H. L. Purdy – Track and Roadway Engineer, CNR, Moncton

And on behalf of the Brotherhood:

P. A. Legros – System Federation General Chairman, Ottawa

J- J. Roach – General Chairman, Moncton

F. L. Stoppler – Vice-President, Ottawa

 

AWARD OF THE ARBITRATOR

Article 7.1 of the Collective Agreement is as follows:

SECTION 7

Work on Unassigned Days

7.1 Where work is required by the railways to be performed on a day which is not part of any assignment, it may be performed by an available laid-off or unassigned employee who will otherwise not have forty hours of work that week. In all other cases by the regular employee.

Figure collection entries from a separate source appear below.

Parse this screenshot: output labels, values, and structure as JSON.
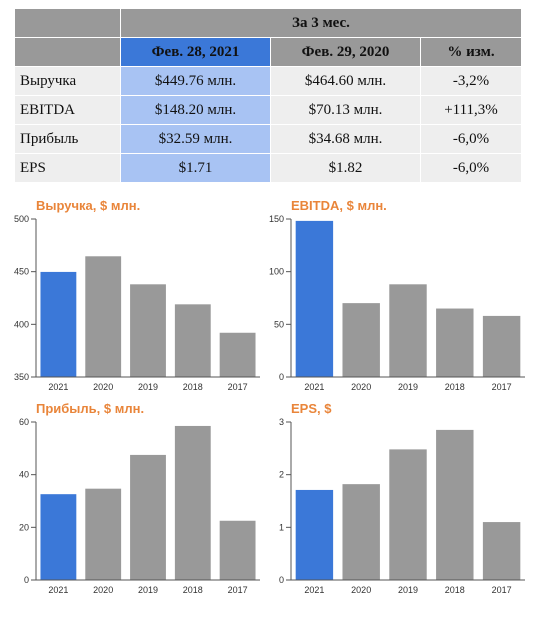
{
  "table": {
    "period_header": "За 3 мес.",
    "col_current": "Фев. 28, 2021",
    "col_previous": "Фев. 29, 2020",
    "col_change": "% изм.",
    "rows": [
      {
        "label": "Выручка",
        "current": "$449.76 млн.",
        "previous": "$464.60 млн.",
        "change": "-3,2%"
      },
      {
        "label": "EBITDA",
        "current": "$148.20 млн.",
        "previous": "$70.13 млн.",
        "change": "+111,3%"
      },
      {
        "label": "Прибыль",
        "current": "$32.59 млн.",
        "previous": "$34.68 млн.",
        "change": "-6,0%"
      },
      {
        "label": "EPS",
        "current": "$1.71",
        "previous": "$1.82",
        "change": "-6,0%"
      }
    ]
  },
  "colors": {
    "highlight_bar": "#3b78d8",
    "other_bar": "#999999",
    "title": "#e9853a",
    "header_dark": "#999999",
    "header_highlight": "#3b78d8",
    "cell_highlight": "#a8c3f3",
    "cell_plain": "#eeeeee"
  },
  "chart_data": [
    {
      "type": "bar",
      "title": "Выручка, $ млн.",
      "categories": [
        "2021",
        "2020",
        "2019",
        "2018",
        "2017"
      ],
      "values": [
        449.76,
        464.6,
        438,
        419,
        392
      ],
      "ylim": [
        350,
        500
      ],
      "yticks": [
        "350",
        "400",
        "450",
        "500"
      ],
      "highlight_index": 0
    },
    {
      "type": "bar",
      "title": "EBITDA, $ млн.",
      "categories": [
        "2021",
        "2020",
        "2019",
        "2018",
        "2017"
      ],
      "values": [
        148.2,
        70.13,
        88,
        65,
        58
      ],
      "ylim": [
        0,
        150
      ],
      "yticks": [
        "0",
        "50",
        "100",
        "150"
      ],
      "highlight_index": 0
    },
    {
      "type": "bar",
      "title": "Прибыль, $ млн.",
      "categories": [
        "2021",
        "2020",
        "2019",
        "2018",
        "2017"
      ],
      "values": [
        32.59,
        34.68,
        47.5,
        58.5,
        22.5
      ],
      "ylim": [
        0,
        60
      ],
      "yticks": [
        "0",
        "20",
        "40",
        "60"
      ],
      "highlight_index": 0
    },
    {
      "type": "bar",
      "title": "EPS, $",
      "categories": [
        "2021",
        "2020",
        "2019",
        "2018",
        "2017"
      ],
      "values": [
        1.71,
        1.82,
        2.48,
        2.85,
        1.1
      ],
      "ylim": [
        0,
        3
      ],
      "yticks": [
        "0",
        "1",
        "2",
        "3"
      ],
      "highlight_index": 0
    }
  ]
}
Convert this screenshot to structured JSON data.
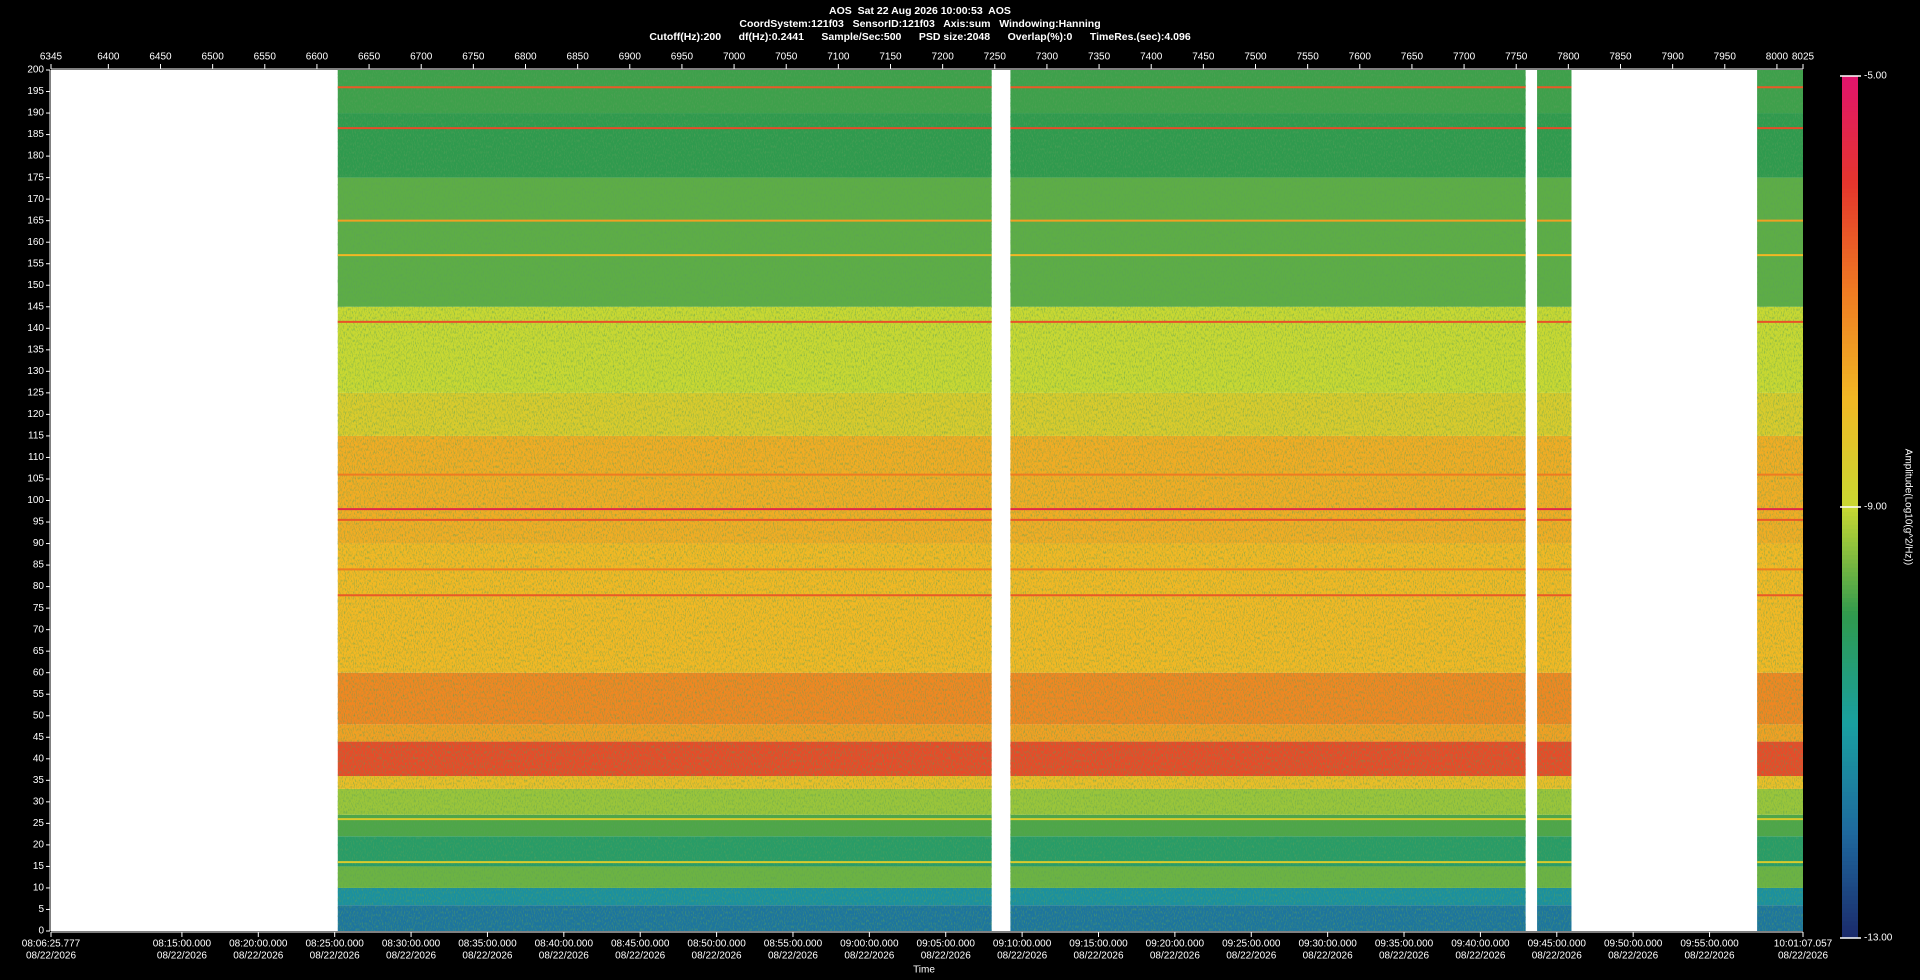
{
  "chart_data": {
    "type": "spectrogram",
    "title": [
      "AOS  Sat 22 Aug 2026 10:00:53  AOS",
      "CoordSystem:121f03   SensorID:121f03   Axis:sum   Windowing:Hanning",
      "Cutoff(Hz):200      df(Hz):0.2441      Sample/Sec:500      PSD size:2048      Overlap(%):0      TimeRes.(sec):4.096"
    ],
    "xlabel": "Time",
    "xlim": [
      "08:06:25.777",
      "10:01:07.057"
    ],
    "xticks": [
      {
        "time": "08:06:25.777",
        "date": "08/22/2026"
      },
      {
        "time": "08:15:00.000",
        "date": "08/22/2026"
      },
      {
        "time": "08:20:00.000",
        "date": "08/22/2026"
      },
      {
        "time": "08:25:00.000",
        "date": "08/22/2026"
      },
      {
        "time": "08:30:00.000",
        "date": "08/22/2026"
      },
      {
        "time": "08:35:00.000",
        "date": "08/22/2026"
      },
      {
        "time": "08:40:00.000",
        "date": "08/22/2026"
      },
      {
        "time": "08:45:00.000",
        "date": "08/22/2026"
      },
      {
        "time": "08:50:00.000",
        "date": "08/22/2026"
      },
      {
        "time": "08:55:00.000",
        "date": "08/22/2026"
      },
      {
        "time": "09:00:00.000",
        "date": "08/22/2026"
      },
      {
        "time": "09:05:00.000",
        "date": "08/22/2026"
      },
      {
        "time": "09:10:00.000",
        "date": "08/22/2026"
      },
      {
        "time": "09:15:00.000",
        "date": "08/22/2026"
      },
      {
        "time": "09:20:00.000",
        "date": "08/22/2026"
      },
      {
        "time": "09:25:00.000",
        "date": "08/22/2026"
      },
      {
        "time": "09:30:00.000",
        "date": "08/22/2026"
      },
      {
        "time": "09:35:00.000",
        "date": "08/22/2026"
      },
      {
        "time": "09:40:00.000",
        "date": "08/22/2026"
      },
      {
        "time": "09:45:00.000",
        "date": "08/22/2026"
      },
      {
        "time": "09:50:00.000",
        "date": "08/22/2026"
      },
      {
        "time": "09:55:00.000",
        "date": "08/22/2026"
      },
      {
        "time": "10:01:07.057",
        "date": "08/22/2026"
      }
    ],
    "x2lim": [
      6345,
      8025
    ],
    "x2ticks": [
      6345,
      6400,
      6450,
      6500,
      6550,
      6600,
      6650,
      6700,
      6750,
      6800,
      6850,
      6900,
      6950,
      7000,
      7050,
      7100,
      7150,
      7200,
      7250,
      7300,
      7350,
      7400,
      7450,
      7500,
      7550,
      7600,
      7650,
      7700,
      7750,
      7800,
      7850,
      7900,
      7950,
      8000,
      8025
    ],
    "ylim": [
      0,
      200
    ],
    "yticks": [
      0,
      5,
      10,
      15,
      20,
      25,
      30,
      35,
      40,
      45,
      50,
      55,
      60,
      65,
      70,
      75,
      80,
      85,
      90,
      95,
      100,
      105,
      110,
      115,
      120,
      125,
      130,
      135,
      140,
      145,
      150,
      155,
      160,
      165,
      170,
      175,
      180,
      185,
      190,
      195,
      200
    ],
    "segments": {
      "start": [
        6620,
        7265,
        7770,
        7981
      ],
      "end": [
        7247,
        7759,
        7803,
        8025
      ]
    },
    "bands": {
      "edges": [
        0,
        6,
        10,
        15,
        22,
        27,
        33,
        36,
        44,
        48,
        60,
        90,
        115,
        125,
        145,
        175,
        190,
        200
      ],
      "amplitude": [
        -11.8,
        -11.3,
        -9.6,
        -10.3,
        -9.8,
        -9.3,
        -8.2,
        -6.3,
        -7.6,
        -7.2,
        -8.0,
        -7.8,
        -8.6,
        -9.0,
        -9.7,
        -10.0,
        -9.9
      ]
    },
    "lines": {
      "frequency": [
        196,
        186.5,
        165,
        157,
        141.5,
        106,
        98,
        95.5,
        84,
        78,
        26,
        16
      ],
      "amplitude": [
        -6.5,
        -6.3,
        -7.6,
        -8.0,
        -6.4,
        -7.0,
        -5.6,
        -6.5,
        -7.0,
        -6.5,
        -8.6,
        -8.6
      ]
    },
    "clabel": "Amplitude(Log10(g^2/Hz))",
    "clim": [
      -13,
      -5
    ],
    "cticks": [
      {
        "value": -13,
        "label": "-13.00"
      },
      {
        "value": -9,
        "label": "-9.00"
      },
      {
        "value": -5,
        "label": "-5.00"
      }
    ],
    "colorscale": [
      "#1b2a6b",
      "#1e6a9e",
      "#19a0a0",
      "#2f9a4e",
      "#c8d832",
      "#f2b824",
      "#ef7b22",
      "#e4362c",
      "#e0146c"
    ]
  }
}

Article 32.3 is as follows:

Performance of Maintenance of Way Work by Employees Outside of Department

32.3 Except in cases of emergency or temporary urgency, employees outside of the maintenance of way service shall not be assigned to do work which properly belongs to the maintenance of way department, nor will maintenance of way employees be required to do any work except such as pertains to his division or department of maintenance of way service.

The Union asserts that the Company was in violation of the Collective Agreement "by hiring people from outside the Company" to perform work "covered by the Collective Agreement" when regular employees were "available". The issue is whether or not, in the circumstances, the grievors – who were not deprived of any of their regular work – were entitled to perform the work in question.

While the Company states that it "utilized" certain persons as snow shovellers on the occasions in question, it would appear that the persons referred to were hired on a casual basis to perform work of a sort which would ordinarily be performed by members of the bargaining unit. This was not, it would seem, a case of "contracting-out", but rather a case of casual hiring of persons who became – briefly employees of the Company. Such persons may even have come within the scope of the bargaining unit, although it may be (there were no representations on this point) that they would be excluded therefrom by virtue of Article 1.2 of the Collective Agreement.

A number of casual employees were hired for the days in question, and for other days, to supplement the normal work force for the purpose of snow removal. None of the regular employees, members of the bargaining unit, lost any regular work on that account. The claims in this case are for overtime work, and in some cases are for a third daily shift.

From the material before me, it does not appear that any of the grievors was "an available laid-off or unassigned employee" who would "otherwise not have forty hours of work" in the week in question. There was, then, no violation of Article 7 in the circumstances of this case.

As to Article 32, it would be my view that snow removal was, in the circumstances, a matter of "temporary urgency", if not of "emergency". If, then, the casual employees who were hired (without any loss of regular employment to the grievors) to perform this work were "outside of the maintenance of way department" (although it would seem that they were in that department, and may even have come within the bargaining unit as well) their assignment was not, in the circumstances of this case, in violation of Article 32.

There has, then, been no violation of the provisions referred to. The grievances, which in some cases involve claims of entitlement to twenty-four hours' work per day (in a period of high unemployment!) are dismissed.